Our Summary – September 7: We began by saying we want a community where people are more involved (take action) to effect positive change and offer solutions across our community. But we face apathy, entrenched systems (at all levels), lack of knowledge of how the systems work (both within and outside the systems), and an absence of a clear awareness of where to go for help. To reach our aspirations, we need to create a position of Public Advocate. This community specific role would be responsible for both educating and engaging the community, and for providing accurate direction for problem solving. Key to the success of this work would be engaging community volunteers (particularly seniors) to design and implement solutions, and integrating best practices in public advocacy such as those exhibited by Paul Feiner and Shelly Meyer. We suggest that a Public Advocate Forum be held to further define this role and identify best practices.

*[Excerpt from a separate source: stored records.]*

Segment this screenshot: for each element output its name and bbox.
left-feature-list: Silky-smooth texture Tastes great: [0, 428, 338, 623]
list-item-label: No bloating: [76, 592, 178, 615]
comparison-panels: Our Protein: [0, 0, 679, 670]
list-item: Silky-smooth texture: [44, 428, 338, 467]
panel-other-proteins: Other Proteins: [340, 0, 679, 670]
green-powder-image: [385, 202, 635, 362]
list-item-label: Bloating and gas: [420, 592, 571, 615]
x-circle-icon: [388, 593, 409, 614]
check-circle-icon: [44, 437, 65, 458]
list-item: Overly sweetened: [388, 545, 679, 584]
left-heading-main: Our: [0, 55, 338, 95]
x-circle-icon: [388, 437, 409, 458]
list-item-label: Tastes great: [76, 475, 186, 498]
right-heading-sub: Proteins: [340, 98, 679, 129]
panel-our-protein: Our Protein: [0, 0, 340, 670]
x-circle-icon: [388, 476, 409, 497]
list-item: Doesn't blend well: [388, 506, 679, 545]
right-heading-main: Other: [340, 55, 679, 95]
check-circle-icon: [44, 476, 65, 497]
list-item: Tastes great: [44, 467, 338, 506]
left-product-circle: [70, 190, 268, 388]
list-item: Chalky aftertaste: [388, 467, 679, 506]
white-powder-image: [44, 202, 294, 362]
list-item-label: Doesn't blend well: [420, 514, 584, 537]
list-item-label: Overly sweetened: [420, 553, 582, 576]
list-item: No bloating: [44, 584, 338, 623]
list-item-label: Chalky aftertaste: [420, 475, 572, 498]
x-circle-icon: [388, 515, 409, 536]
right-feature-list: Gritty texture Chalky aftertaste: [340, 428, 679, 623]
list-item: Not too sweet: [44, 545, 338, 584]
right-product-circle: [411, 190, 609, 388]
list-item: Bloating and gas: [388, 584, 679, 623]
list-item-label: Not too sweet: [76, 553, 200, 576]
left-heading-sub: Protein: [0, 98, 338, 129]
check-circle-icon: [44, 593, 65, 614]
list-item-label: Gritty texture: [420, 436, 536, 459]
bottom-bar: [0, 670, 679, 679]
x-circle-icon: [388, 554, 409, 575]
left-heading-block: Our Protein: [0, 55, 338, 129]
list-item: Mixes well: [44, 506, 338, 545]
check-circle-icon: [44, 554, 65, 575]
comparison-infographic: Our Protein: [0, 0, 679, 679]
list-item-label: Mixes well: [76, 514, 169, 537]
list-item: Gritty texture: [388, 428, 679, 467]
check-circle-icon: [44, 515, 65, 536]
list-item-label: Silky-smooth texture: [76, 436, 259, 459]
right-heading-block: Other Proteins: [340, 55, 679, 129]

Our Summary – October 19: We began by saying we want a community where its members can feel safe, resourceful, and resilient – thus better able to better work together to create and support a better community. But we face a lack of trust, increasing isolation and fear, as well as an absence of lack of recognition of our shared human needs. To reach our aspirations, we need to create a model of citizen-servant leadership that advances opportunities for community members to understand what the ongoing work is to evolve as humans, as individuals, and as part of a whole.